What other information should be present in our document database? Subject keywords would certainly be useful. Since one document will generally have many associated keywords, we would introduce another relation, say docKeyword, to represent the new information. Should keywords be entities? Again there is a tradeoff, but the argument for entities seems persuasive: limiting the range of keywords increases the value of the database for retrieval. The keyword entities could also participate in relationships with a dictionary of synonyms, Computing Reviews categories, etc.

This is certainly not a complete design, and the reader is encouraged to fit his or her own ideas into the database framework.

7. References

Brown, M., Cattell, R., Suzuki, N. The Cedar Database Management System: A Preliminary Report, Proceedings ACM SIGMOD Conference 1981, Ann Arbor, 1981.

Brown, M. "How to Use Walnut", Internal memorandum, 1982.
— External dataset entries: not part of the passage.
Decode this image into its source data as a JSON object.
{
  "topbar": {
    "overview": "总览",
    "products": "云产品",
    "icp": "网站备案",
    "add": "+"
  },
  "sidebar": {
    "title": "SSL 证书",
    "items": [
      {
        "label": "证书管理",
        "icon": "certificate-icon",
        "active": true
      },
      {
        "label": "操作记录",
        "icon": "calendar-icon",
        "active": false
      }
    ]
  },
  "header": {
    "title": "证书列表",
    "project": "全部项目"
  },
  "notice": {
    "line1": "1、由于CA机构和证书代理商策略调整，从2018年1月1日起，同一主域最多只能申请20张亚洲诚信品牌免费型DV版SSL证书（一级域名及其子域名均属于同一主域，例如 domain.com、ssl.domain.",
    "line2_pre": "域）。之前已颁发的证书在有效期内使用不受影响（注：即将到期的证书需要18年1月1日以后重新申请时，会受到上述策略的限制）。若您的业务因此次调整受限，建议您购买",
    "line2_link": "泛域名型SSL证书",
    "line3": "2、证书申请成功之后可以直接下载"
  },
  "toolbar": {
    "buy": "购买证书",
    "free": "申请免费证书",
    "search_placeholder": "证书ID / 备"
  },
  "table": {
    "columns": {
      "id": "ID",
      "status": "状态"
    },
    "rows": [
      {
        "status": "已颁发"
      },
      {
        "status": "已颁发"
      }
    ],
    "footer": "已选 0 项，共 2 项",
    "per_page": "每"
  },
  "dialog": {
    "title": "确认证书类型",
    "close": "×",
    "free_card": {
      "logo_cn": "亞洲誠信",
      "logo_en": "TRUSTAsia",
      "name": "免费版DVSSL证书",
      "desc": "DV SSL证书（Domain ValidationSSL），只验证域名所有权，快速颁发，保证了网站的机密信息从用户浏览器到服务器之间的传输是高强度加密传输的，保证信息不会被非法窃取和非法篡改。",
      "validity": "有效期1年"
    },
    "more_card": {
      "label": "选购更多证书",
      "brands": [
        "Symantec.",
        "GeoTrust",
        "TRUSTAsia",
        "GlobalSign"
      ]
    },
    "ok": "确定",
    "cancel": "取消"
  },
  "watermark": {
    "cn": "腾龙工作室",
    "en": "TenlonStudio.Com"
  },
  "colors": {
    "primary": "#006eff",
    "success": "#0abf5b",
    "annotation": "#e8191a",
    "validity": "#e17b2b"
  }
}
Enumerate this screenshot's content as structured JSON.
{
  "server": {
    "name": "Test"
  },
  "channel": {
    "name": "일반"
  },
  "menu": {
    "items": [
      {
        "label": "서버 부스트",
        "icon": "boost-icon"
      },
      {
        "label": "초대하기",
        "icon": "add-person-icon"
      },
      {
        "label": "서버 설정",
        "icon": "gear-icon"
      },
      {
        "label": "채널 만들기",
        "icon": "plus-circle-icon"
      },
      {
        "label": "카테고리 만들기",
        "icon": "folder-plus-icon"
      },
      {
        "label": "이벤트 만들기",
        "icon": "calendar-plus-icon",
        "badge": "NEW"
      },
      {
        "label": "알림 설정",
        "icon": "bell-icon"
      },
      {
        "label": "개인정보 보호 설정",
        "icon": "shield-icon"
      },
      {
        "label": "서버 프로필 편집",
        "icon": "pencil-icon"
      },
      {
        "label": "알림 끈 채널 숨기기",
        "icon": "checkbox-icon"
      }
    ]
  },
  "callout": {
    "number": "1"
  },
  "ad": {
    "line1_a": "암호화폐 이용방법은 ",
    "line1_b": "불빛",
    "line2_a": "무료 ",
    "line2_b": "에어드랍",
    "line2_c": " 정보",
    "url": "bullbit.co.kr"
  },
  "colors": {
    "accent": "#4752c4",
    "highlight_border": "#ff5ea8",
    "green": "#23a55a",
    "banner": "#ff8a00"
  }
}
Cattell, R. G. G. "An entity-based database user interface", Proceedings ACM SIGMOD Conference 1981, Santa Monica, 1980.

Cattell, R. G. G. "Design of an Relationship-Entity-Datum data model", to appear as CSL report, 1982.

Date, C. J. An Introduction to Database Systems, Addison-Wesley, 1977.

Donahue, J. ?. documentation of Squirrel and how to build database applications, promised to write October 1982.

Hoare, C. A. R. "Data reliability", Proc. International Conference on Reliable Software, Los Angeles, April 1975, p 528-533.

Israel, J. E., Mitchell, J. G., Sturgis, H. E. "Separating data from function in a distributed file system", CSL-78-5, September 1978.